Rather than just wear a band, however, Kunde and his mother, Nicole, made blue-and-yellow ribbons to distribute among his classmates to wear on their shirts.
“From there, the idea only got bigger,” said the 13-year-old El Cajon resident.
Kunde’s social studies teacher, Liana Zoni, had been discussing the war in Ukraine with her middle-school students, and they began making bracelets after observing sixth-graders wearing “loom” bracelets of colorful rubber bands.
“I thought: ‘Why don’t the kids make loom bracelets in the colors of the Ukrainian flag, then sell them to raise money for schoolchildren in the Ukraine?’” Zoni said.
“Because Ian inspired our school community with his initial making of the blue-and-yellow ribbons, I asked him to pick a charity that would fit our fundraiser best.”
He chose Save the Children, which Zoni called a fantastic recommendation.
“The proceeds from our sales will provide immediate aid to children who are in need of basic necessities such as food and water, and even psychological support services,” Zoni said.
Zoni said she was “blown away” by the determination of her sixth- and seventh-graders.
“On the day we decided to hold a fundraiser, about 15 students gathered in my classroom at lunch and began brainstorming how they were going to produce at least 200 bracelets in less than a week,” Zoni said.
“They worked on the bracelets during their recess and lunch periods, after school, and on the weekend — a true labor of love.

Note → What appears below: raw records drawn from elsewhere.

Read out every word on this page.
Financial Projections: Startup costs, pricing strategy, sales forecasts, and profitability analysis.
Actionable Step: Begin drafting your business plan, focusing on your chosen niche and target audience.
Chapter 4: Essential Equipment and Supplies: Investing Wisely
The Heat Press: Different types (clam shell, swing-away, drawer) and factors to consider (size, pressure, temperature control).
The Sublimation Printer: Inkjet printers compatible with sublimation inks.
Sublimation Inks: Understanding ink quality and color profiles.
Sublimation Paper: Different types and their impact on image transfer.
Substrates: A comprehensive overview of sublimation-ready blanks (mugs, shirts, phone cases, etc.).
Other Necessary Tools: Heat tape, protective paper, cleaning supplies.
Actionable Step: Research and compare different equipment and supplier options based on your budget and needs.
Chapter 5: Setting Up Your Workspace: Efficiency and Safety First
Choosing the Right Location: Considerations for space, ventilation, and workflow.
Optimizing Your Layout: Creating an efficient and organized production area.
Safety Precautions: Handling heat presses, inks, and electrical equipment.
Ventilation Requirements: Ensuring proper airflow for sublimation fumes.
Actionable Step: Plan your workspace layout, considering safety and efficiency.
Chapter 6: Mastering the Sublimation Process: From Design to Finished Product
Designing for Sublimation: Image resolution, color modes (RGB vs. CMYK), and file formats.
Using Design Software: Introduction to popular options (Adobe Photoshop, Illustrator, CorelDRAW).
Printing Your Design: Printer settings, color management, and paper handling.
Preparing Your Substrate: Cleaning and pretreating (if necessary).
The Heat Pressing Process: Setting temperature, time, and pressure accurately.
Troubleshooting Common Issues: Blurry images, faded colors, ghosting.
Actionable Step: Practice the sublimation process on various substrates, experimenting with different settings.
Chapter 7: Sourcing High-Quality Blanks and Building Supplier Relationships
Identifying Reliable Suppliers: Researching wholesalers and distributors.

We even had a couple students in charge of marketing the sale day. They created posters and wrote speeches to read to every class on campus.”
Although Principal Jennifer Miller was not surprised by the students’ call to action, she said she was taken by the dedication and hard work the kids invested in making a high volume of loom bracelets and keychains during their lunch break and after-school hours.
“St. Martin of Tours Academy encourages social justice projects such as these,” Miller said. “As a Catholic school, we follow The Golden Rule: Treat others the way you would want to be treated. From kindergarten all the way through eighth grade, students participate in raising money for students who may not have everything they need to learn and grow.”
During the school year, students take part in collecting nonperishable food, blankets, socks and money, Miller said. The academy encourages students to use their creativity to think of ways to earn money, often by doing good deeds or extra chores as opposed to asking their parents to give them money.
And while parents may not have simply given money for the cause, they did donate all supplies for the fundraiser.
“The social justice advocates politely asked their parents for permission to head to a local crafting store and gather the implements and rubber bands needed to create the loom bracelets,” Zoni said.
During a single lunch period, the class made just over $1,000, she said.
“This is all thanks to our amazing school community,” Miller said. “So many students and their families donated much more than the cost of a bracelet. We were speechless and so grateful.”
The experience has inspired Kunde to continue working for good causes.
“It was really cool to work with all my friends on this,” he said. “It was fantastic to still see all the good in the world.”
Genevieve A. Suzuki is a lawyer and resident of La Mesa.